I would interpret the equation $T^t \frac{\partial }{\partial \mathbf y} = \frac{\partial}{\partial \mathbf x}$ as nothing more than shorthand for equation $(\star)$.

Answer 2

This is not an answer but a long comment. @KennyWong's answer is correct. However, I do not like the notation that your material is using.

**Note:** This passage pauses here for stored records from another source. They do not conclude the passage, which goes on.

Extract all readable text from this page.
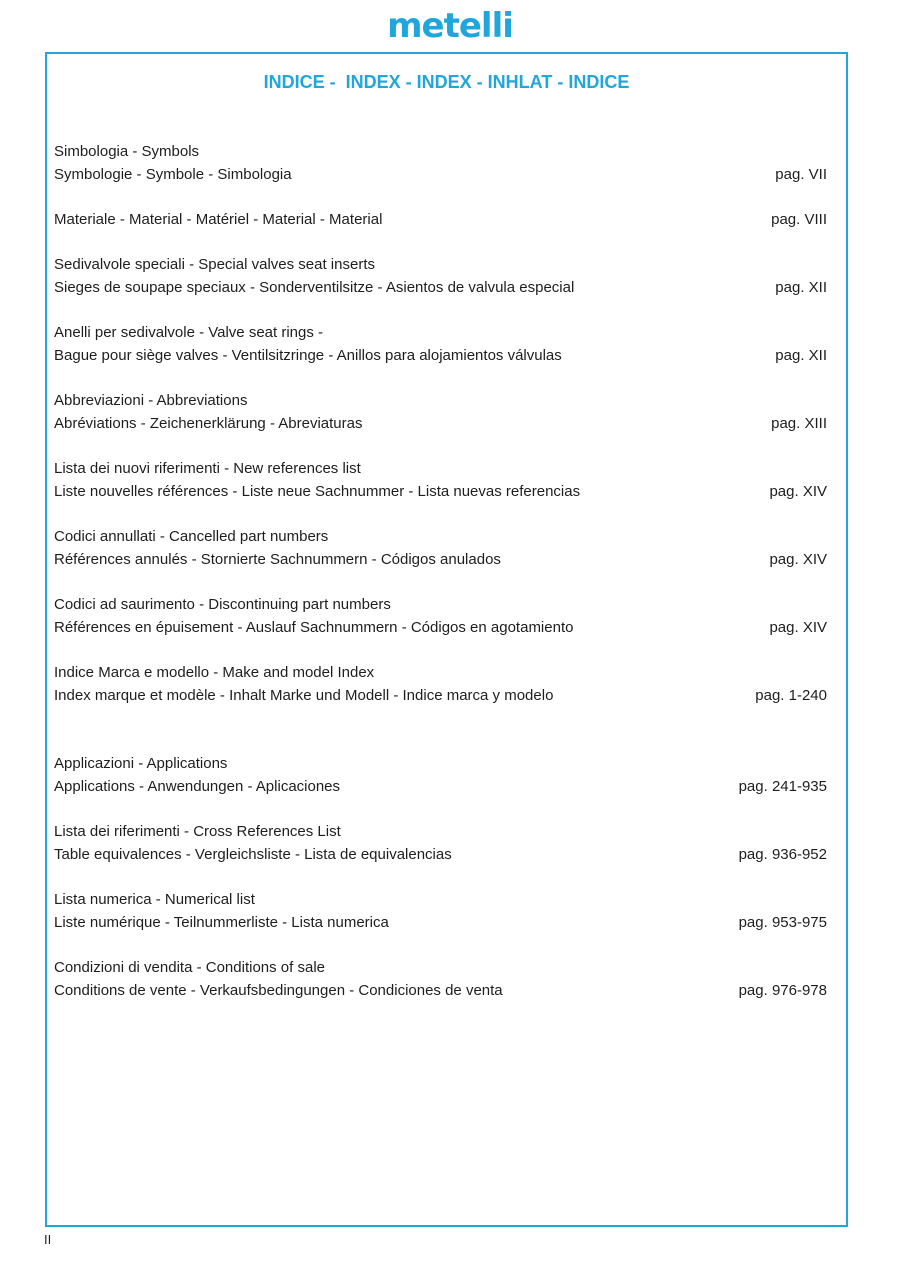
metelli
INDICE -  INDEX - INDEX - INHLAT - INDICE
Simbologia - Symbols
Symbologie - Symbole - Simbologia	pag. VII
Materiale - Material - Matériel - Material - Material	pag. VIII
Sedivalvole speciali - Special valves seat inserts
Sieges de soupape speciaux - Sonderventilsitze - Asientos de valvula especial	pag. XII
Anelli per sedivalvole - Valve seat rings -
Bague pour siège valves - Ventilsitzringe - Anillos para alojamientos válvulas	pag. XII
Abbreviazioni - Abbreviations
Abréviations - Zeichenerklärung - Abreviaturas	pag. XIII
Lista dei nuovi riferimenti - New references list
Liste nouvelles références - Liste neue Sachnummer - Lista nuevas referencias	pag. XIV
Codici annullati - Cancelled part numbers
Références annulés - Stornierte Sachnummern - Códigos anulados	pag. XIV
Codici ad saurimento - Discontinuing part numbers
Références en épuisement - Auslauf Sachnummern - Códigos en agotamiento	pag. XIV
Indice Marca e modello - Make and model Index
Index marque et modèle - Inhalt Marke und Modell - Indice marca y modelo	pag. 1-240
Applicazioni - Applications
Applications - Anwendungen - Aplicaciones	pag. 241-935
Lista dei riferimenti - Cross References List
Table equivalences - Vergleichsliste - Lista de equivalencias	pag. 936-952
Lista numerica - Numerical list
Liste numérique - Teilnummerliste - Lista numerica	pag. 953-975
Condizioni di vendita - Conditions of sale
Conditions de vente - Verkaufsbedingungen - Condiciones de venta	pag. 976-978
II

I use the following conventions:

1. Given a matrix $M$, the element in the $i$-th row and $j$-th column is denoted $M^i_j$. In particular, a superscript labels the row and a subscript labels the column.
2. Given a vector space $V$, a basis of $V$ is labeled using subscripts, $(e_1, \dots, e_n)$. It therefore can be written formally as a row matrix $$ E = \begin{bmatrix} e_1 & \cdots & e_n \end{bmatrix} $$
3. Any vector $v \in V$ can be written with respect to the basis as $$ v = e_ja^j, $$ where the coefficients $a_1, \dots, a_n$ are scalars and labeled using subscripts. Therefore, they form a column matrix $$ A = \begin{bmatrix} a^1 \\ \vdots \\ a^n \end{bmatrix}. $$
4. Therefore, if $v = e_ja^j$, then it can be written in terms of matrix multiplication as $$ v = EA. $$
5. Now let $V = \mathbb{R}^n$ and $L: \mathbb{R}^n \rightarrow \mathbb{R}^n$ be a linear map. If $$ E = \begin{bmatrix} e_1 & \cdots & e_n \end{bmatrix} $$ is the standard basis, then for each $1 \le i \le n$, there exist coefficients $T_i^1, \cdots, T_i^n$ such that $$ L(e_i) = e_jT^j_i. $$ In matrix notation, this is written $$ \begin{bmatrix} L(e_1) & \cdots & L(e_n)\end{bmatrix} = ET. $$
6. Therefore, if $x = e_jx^j$, then $$ L(x) = L(e_jx^j) = L(e_j)x^j = e_iT^i_jx^j = ETX, $$
7. The partial differential operators, whose indices are lower, can be written as row matrices \begin{align*} \frac{\partial}{\partial x} = \begin{bmatrix} \frac{\partial}{\partial x^1} & \cdots & \frac{\partial}{\partial x^n} \end{bmatrix}\\ \frac{\partial}{\partial y} = \begin{bmatrix} \frac{\partial}{\partial y^1} & \cdots & \frac{\partial}{\partial y^n} \end{bmatrix}. \end{align*}
8. If $y = L(x)$, i.e., $y^i = T^i_jx^j$, then by the chain rule, $$ \frac{\partial}{\partial x^j} = \frac{\partial}{\partial y^i}\frac{\partial y^i}{\partial x^j} = \frac{\partial}{\partial y^i}T^i_j. $$ In matrix form, this can be written as $$ \frac{\partial}{\partial x} = \frac{\partial}{\partial y}T. $$ It turns out that the matrix of partial derivatives $$ \frac{\partial}{\partial x} = \begin{bmatrix} \frac{\partial}{\partial x^1} & \cdots & \frac{\partial}{\partial x^n} \end{bmatrix} $$ behaves, in formal calculations, just like the basis $$ E = \begin{bmatrix} e_1 & \cdots & e_n \end{bmatrix}. $$
9. By the way, the assumption that $T$ is an isomorphism is not needed for either @KennyWong's answer or my comment.

The reason I like my notation is that you do not have to worry about when to use $T$ or $T^t$ or $T^{-1}$. The notation, which is based only standard conventions used for matrices and matrix multiplication, guides you to the right formulas.